Spot Gold unwound almost all of yesterday's 1.5% gain vs. the Dollar in Asian and London trading on Tuesday, slipping as the US currency recovered its sharp losses against crude oil, world equities and the Euro.
"Gold was well offered" at the start of London trading today, says one dealer.
Silver Prices slipped further, reversing Monday's 2.2% rally entirely.
"The selling is profit-taking," says Bernard Sin at Swiss refiner MKS's Finance division in Geneva, speaking to Bloomberg.
"Gold has come so far. In the medium term, the Dollar correlation will continue."
Averaging a daily correlation to the Euro/Dollar exchange rate of virtually zero over the first 9 months of the year, the Dollar price of Spot Gold now shows a near-perfect correlation of +0.95 with the Euro for Oct. so far.
That number would read +1.0 if they moved precisely in lockstep.
"Strong profit taking" in futures and options, plus falling inflows of money into ETF gold trusts, saw Gold Investment in the developed world drop by 1% last week according to latest data from London's VM Group consultancy.
Buyers in India, in contrast – still the world's No.1 source of physical gold demand, continuing to outstrip China – are using the pull-back to Buy Gold ahead of next month's Hindu festivals, according to dealers.

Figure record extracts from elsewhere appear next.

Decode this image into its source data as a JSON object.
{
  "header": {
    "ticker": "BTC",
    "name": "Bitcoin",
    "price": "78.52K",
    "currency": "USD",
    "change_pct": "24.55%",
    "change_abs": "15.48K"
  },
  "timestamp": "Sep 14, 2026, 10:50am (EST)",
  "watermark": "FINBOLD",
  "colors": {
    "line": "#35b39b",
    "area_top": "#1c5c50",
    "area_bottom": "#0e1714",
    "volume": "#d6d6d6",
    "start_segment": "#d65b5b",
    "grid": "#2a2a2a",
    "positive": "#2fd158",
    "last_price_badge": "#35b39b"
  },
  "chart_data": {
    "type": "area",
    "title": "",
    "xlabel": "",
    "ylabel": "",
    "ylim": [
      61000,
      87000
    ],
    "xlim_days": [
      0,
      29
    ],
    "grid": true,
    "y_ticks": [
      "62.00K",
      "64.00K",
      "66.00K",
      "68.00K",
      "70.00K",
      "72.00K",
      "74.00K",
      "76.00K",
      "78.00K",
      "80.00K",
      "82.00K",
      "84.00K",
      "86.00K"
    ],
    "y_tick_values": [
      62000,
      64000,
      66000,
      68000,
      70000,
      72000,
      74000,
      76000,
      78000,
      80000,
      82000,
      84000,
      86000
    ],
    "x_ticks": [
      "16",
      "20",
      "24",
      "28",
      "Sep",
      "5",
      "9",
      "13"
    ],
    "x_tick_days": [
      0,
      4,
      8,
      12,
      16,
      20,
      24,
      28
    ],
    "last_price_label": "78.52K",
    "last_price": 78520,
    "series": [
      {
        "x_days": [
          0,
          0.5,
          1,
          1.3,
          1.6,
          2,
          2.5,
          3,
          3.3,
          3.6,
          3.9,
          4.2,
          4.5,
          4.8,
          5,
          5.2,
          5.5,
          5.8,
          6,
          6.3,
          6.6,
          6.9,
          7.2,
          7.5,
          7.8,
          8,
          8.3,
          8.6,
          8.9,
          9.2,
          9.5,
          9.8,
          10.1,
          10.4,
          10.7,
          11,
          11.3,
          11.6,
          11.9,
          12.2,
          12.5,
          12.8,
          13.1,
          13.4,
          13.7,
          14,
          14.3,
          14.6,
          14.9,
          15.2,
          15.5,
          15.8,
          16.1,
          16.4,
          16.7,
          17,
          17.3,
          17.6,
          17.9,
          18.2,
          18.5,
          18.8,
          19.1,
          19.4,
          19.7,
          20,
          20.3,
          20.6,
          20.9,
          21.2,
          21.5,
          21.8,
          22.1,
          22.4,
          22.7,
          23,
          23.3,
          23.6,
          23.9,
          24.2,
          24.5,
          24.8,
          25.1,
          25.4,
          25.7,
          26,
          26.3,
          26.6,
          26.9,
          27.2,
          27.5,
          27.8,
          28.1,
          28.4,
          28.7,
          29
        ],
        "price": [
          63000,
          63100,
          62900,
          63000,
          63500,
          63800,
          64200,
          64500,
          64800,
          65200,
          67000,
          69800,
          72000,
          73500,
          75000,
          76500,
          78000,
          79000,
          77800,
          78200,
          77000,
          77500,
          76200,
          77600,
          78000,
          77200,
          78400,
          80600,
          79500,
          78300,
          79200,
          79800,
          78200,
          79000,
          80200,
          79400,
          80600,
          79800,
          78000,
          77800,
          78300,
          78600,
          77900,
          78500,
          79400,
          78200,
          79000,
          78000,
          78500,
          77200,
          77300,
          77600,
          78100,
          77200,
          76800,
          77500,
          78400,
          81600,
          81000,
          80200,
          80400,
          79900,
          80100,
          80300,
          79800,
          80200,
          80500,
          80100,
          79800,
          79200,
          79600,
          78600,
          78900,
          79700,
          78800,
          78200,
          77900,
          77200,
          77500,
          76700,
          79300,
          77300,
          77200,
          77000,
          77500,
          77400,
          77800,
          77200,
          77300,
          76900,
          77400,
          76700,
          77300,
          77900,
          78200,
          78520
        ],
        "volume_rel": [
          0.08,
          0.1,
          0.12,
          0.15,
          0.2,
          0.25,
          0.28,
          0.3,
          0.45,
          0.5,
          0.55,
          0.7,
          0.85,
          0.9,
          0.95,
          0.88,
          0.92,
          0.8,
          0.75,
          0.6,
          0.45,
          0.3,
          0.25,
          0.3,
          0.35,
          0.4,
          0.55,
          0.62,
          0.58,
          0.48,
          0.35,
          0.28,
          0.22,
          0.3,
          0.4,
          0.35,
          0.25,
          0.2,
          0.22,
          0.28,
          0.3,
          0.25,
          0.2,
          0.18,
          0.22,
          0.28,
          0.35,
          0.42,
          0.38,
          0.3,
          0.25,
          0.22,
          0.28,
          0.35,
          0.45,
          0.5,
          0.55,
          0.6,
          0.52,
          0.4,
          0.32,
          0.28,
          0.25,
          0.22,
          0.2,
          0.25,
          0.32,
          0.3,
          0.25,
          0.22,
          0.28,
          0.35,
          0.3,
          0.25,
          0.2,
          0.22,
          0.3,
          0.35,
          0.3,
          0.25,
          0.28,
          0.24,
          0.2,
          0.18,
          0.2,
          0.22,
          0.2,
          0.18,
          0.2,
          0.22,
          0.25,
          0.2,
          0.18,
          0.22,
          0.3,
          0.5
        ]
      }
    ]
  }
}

"Trading sentiment turned bullish on emergence of buying by retail customers for upcoming Dhanteras and Diwali festivals, which witness maximum consumption of the precious metals," says the Hindu Times.
Commerzbank analysts reckon Indian gold imports could breach 100 tonnes this month alone, easily matching 2009's total of 340 tonnes.
UBS last week saw its third-highest sales to India so far this year, says metals strategist Edel Tully in a report.
"Physical demand at the levels we saw on Friday is usually an indicator that gold's price trough is very near.
"[Gold Buying] should remain healthy."
Back in the West, European stock markets sagged this morning following weak corporate earnings reports.
Swiss investment bank UBS missed third-quarter revenue forecasts by almost one-third, surprising analysts with a pre-tax loss despite the first rise in wealthy-client inflows since 2008.
London's FTSE100 also fell, dropping 0.9% after strong UK growth data – nearly twice analyst forecasts at 0.8% between July and Oct. – meant a "likely delay to a further bout of quantitative easing" by the Bank of England, according to one City economist.
Gilt prices fell, pushing 10-year yields more than 0.12% above last week's new record low of 2.94%.
The Pound jumped towards $1.59, squashing the price for UK investors looking to Buy Gold below £840 an ounce, just above a 3-week low.
Versus the Euro and Japanese Yen, however, the Pound rose only to 1-week highs.
"If the Dollar is just about fully-priced for more Fed quantitative easing," says Steven Barrow, currency strategist at Standard Bank, "could the market start to look at the next QE domino to fall?
"A figure we hear more and more [for the Bank of England] is £50bn, whether from pressure groups like the British Chamber of Commerce, or private-sector economists. This amounts to 25% of the [outstanding QE] amount...not too dissimilar to the size of QE expected at the Fed.
"If this happens, it could be the Pound that's about to topple."
US central banker Thomas Hoenig – who has voted against every Fed decision so far this year – yesterday called QEII "a dangerous gamble...risk[ing] the next crisis four or five years from now."